Manifestly the new House is unlikely to produce any more satisfactory solution to the West Lothian question than previous Houses have done. In a sense there is no solution when there is a sovereign parliament and a devolved legislature, as distinct from a federal parliament and several state legislatures. Mr Paddy Ashdown says there is no more a West Lothian question than a West Belfast question. So what is all the fuss about?

Well, Northern Ireland is now ruled as a colony by Order in Council. In 1922-72, however, it possessed many of the attributes of a sovereign state, including a prime minister, a cabinet and a lord chief justice. Its citizens were not conscripted into the armed forces; nor was their gas nationalised.

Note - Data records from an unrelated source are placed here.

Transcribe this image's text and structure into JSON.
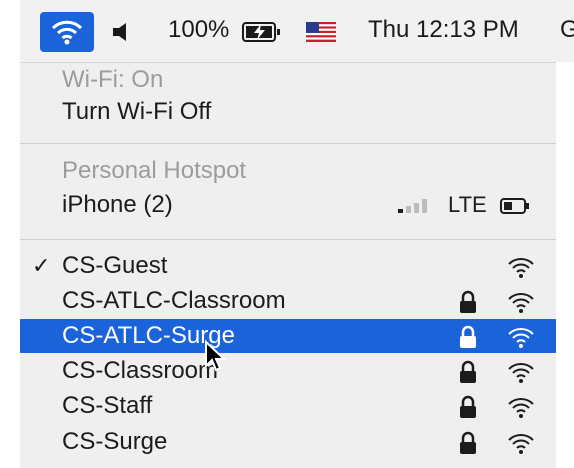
{
  "menubar": {
    "battery_percent": "100%",
    "clock": "Thu 12:13 PM",
    "user_partial": "Gr",
    "icons": [
      "wifi-icon",
      "speaker-icon",
      "battery-charging-icon",
      "us-flag-icon"
    ]
  },
  "wifi_section": {
    "status": "Wi-Fi: On",
    "toggle_label": "Turn Wi-Fi Off"
  },
  "hotspot_section": {
    "header": "Personal Hotspot",
    "device": "iPhone (2)",
    "network_type": "LTE"
  },
  "networks": [
    {
      "name": "CS-Guest",
      "checked": true,
      "locked": false,
      "selected": false
    },
    {
      "name": "CS-ATLC-Classroom",
      "checked": false,
      "locked": true,
      "selected": false
    },
    {
      "name": "CS-ATLC-Surge",
      "checked": false,
      "locked": true,
      "selected": true
    },
    {
      "name": "CS-Classroom",
      "checked": false,
      "locked": true,
      "selected": false
    },
    {
      "name": "CS-Staff",
      "checked": false,
      "locked": true,
      "selected": false
    },
    {
      "name": "CS-Surge",
      "checked": false,
      "locked": true,
      "selected": false
    }
  ],
  "colors": {
    "accent": "#1b63d9",
    "menu_bg": "#efefef",
    "dim_text": "#9c9c9c"
  }
}
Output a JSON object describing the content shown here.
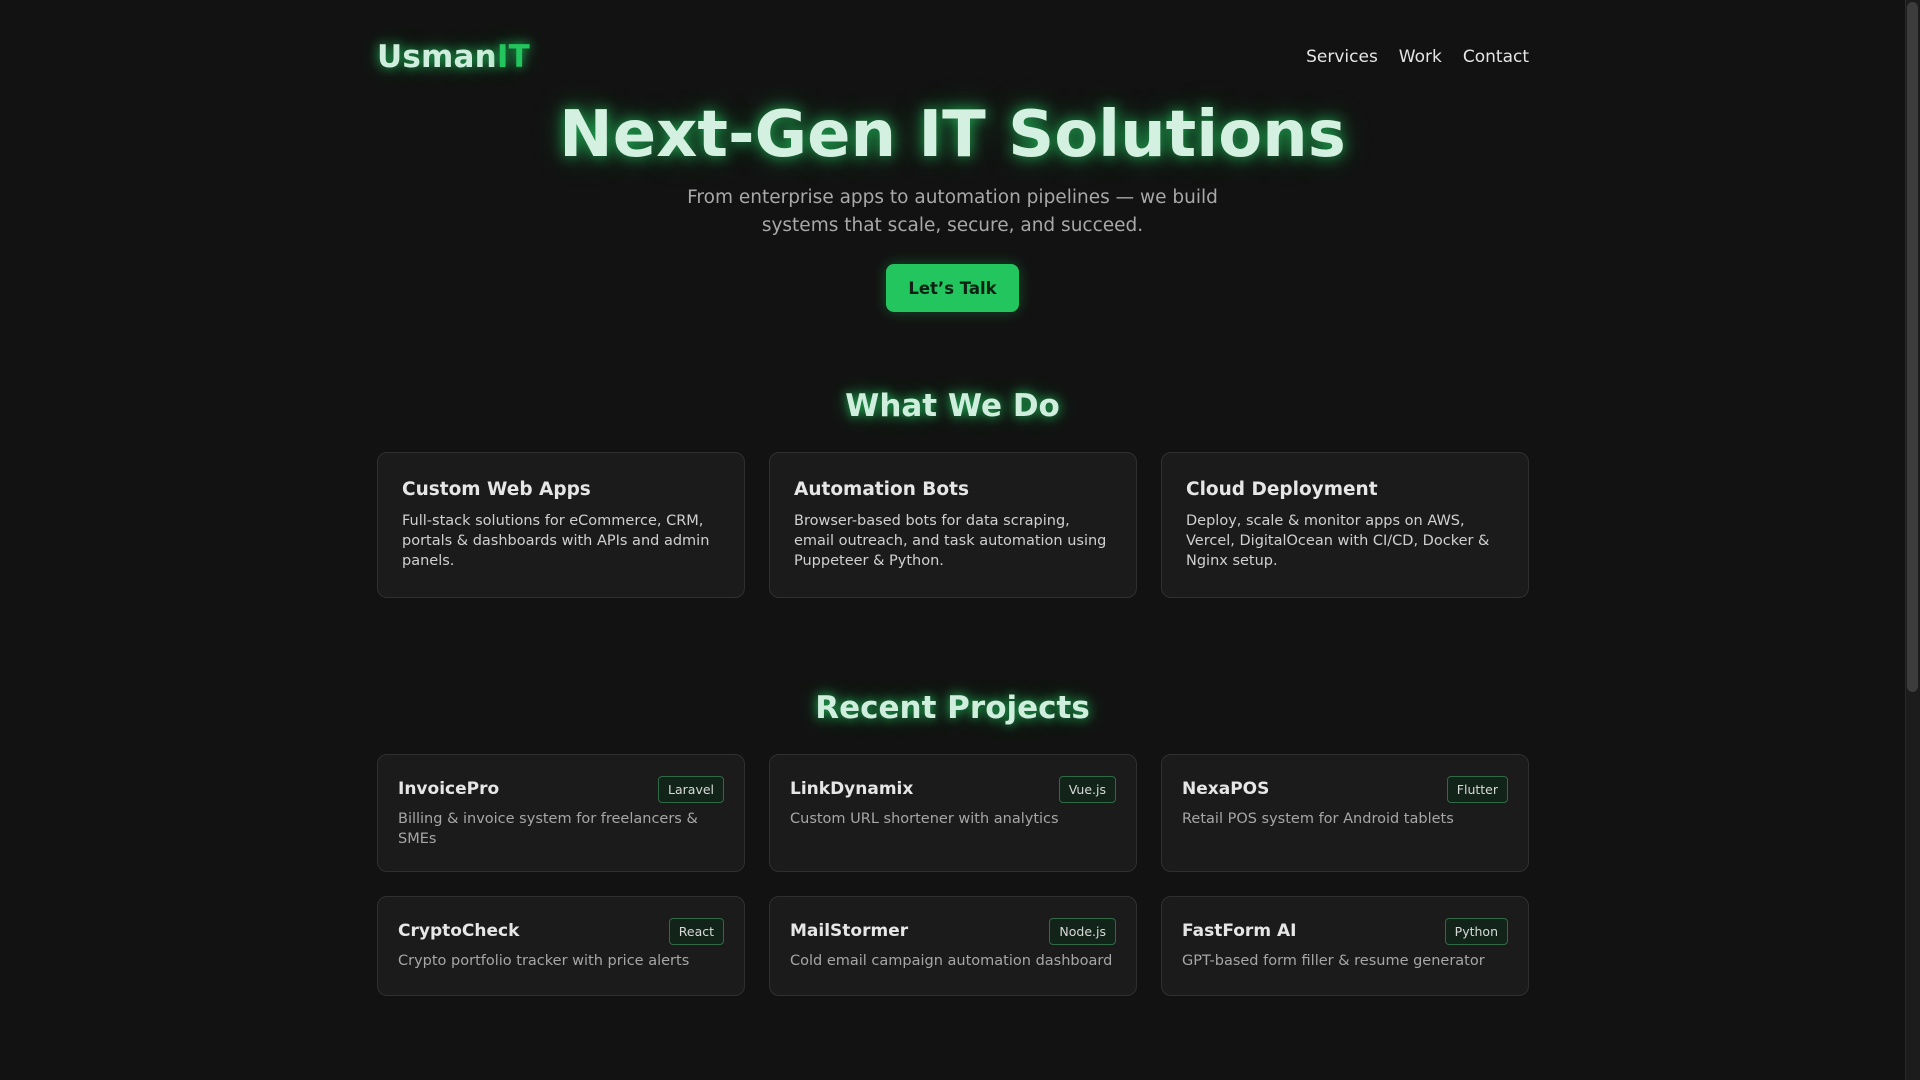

At Westminster Northern Ireland was under-represented, with 12 members compared to today's 17. They voted with the Conservatives and, until recently, were counted as part of the normal Conservative strength. Following a Speaker's ruling in the 1920s, British MPs did not discuss matters lying within the exclusive province of the Stormont parliament. The government exercised a similar legislative restraint. Is this what Mr Blair wants for Scotland? I merely ask, with even less hope than Mr Major of receiving any answer.